Improving Multilingual Translation by Representation and Gradient Regularization
This addresses the issue of low-quality zero-shot translation for multilingual NLP systems, representing an incremental improvement over existing methods.
The paper tackled the problem of off-target translation in multilingual neural machine translation, which often fails to produce outputs in the correct target language, and achieved improvements of +5.59 and +10.38 BLEU on WMT and OPUS datasets by regularizing models at representation and gradient levels.

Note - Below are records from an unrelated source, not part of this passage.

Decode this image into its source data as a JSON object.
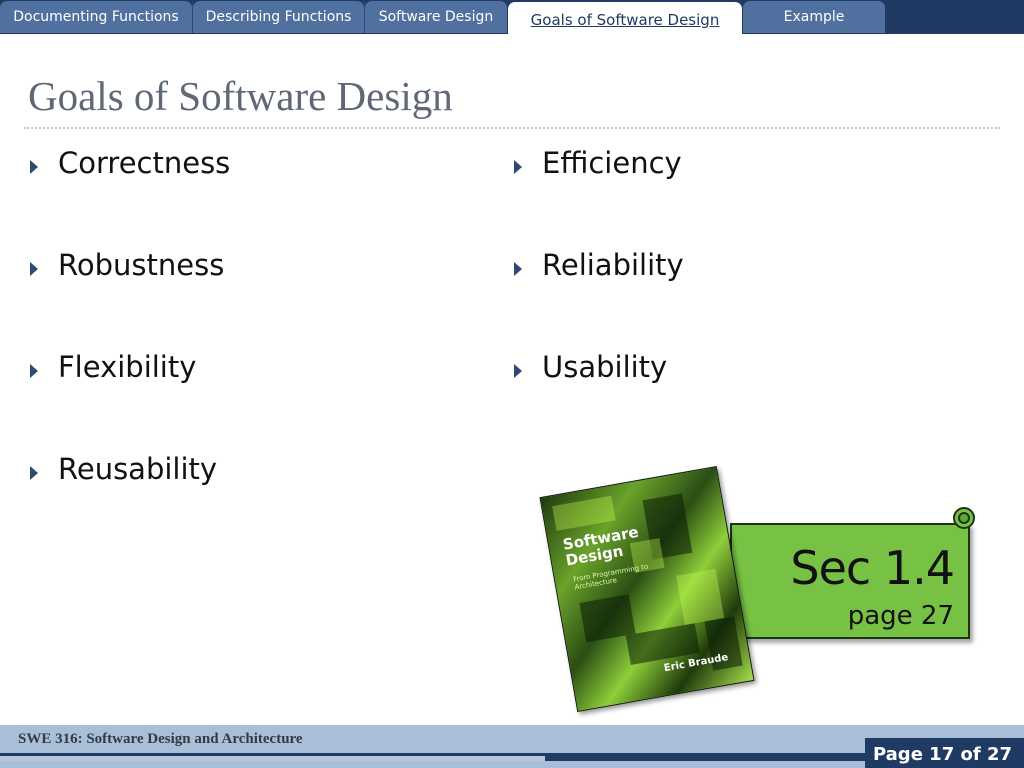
{
  "tabs": [
    {
      "label": "Documenting Functions",
      "active": false
    },
    {
      "label": "Describing Functions",
      "active": false
    },
    {
      "label": "Software Design",
      "active": false
    },
    {
      "label": "Goals of Software Design",
      "active": true
    },
    {
      "label": "Example",
      "active": false
    }
  ],
  "slide": {
    "title": "Goals of Software Design",
    "left_bullets": [
      "Correctness",
      "Robustness",
      "Flexibility",
      "Reusability"
    ],
    "right_bullets": [
      "Efficiency",
      "Reliability",
      "Usability"
    ]
  },
  "callout": {
    "section": "Sec 1.4",
    "page": "page 27",
    "color": "#77c244"
  },
  "book": {
    "title": "Software Design",
    "subtitle": "From Programming to Architecture",
    "author": "Eric Braude"
  },
  "footer": {
    "course": "SWE 316: Software Design and Architecture",
    "page_indicator": "Page 17 of 27"
  },
  "colors": {
    "nav_dark": "#1f3a63",
    "tab": "#50709f",
    "title_text": "#5e6876"
  }
}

Multilingual Neural Machine Translation (NMT) enables one model to serve all translation directions, including ones that are unseen during training, i.e. zero-shot translation. Despite being theoretically attractive, current models often produce low quality translations -- commonly failing to even produce outputs in the right target language. In this work, we observe that off-target translation is dominant even in strong multilingual systems, trained on massive multilingual corpora. To address this issue, we propose a joint approach to regularize NMT models at both representation-level and gradient-level. At the representation level, we leverage an auxiliary target language prediction task to regularize decoder outputs to retain information about the target language. At the gradient level, we leverage a small amount of direct data (in thousands of sentence pairs) to regularize model gradients. Our results demonstrate that our approach is highly effective in both reducing off-target translation occurrences and improving zero-shot translation performance by +5.59 and +10.38 BLEU on WMT and OPUS datasets respectively. Moreover, experiments show that our method also works well when the small amount of direct data is not available.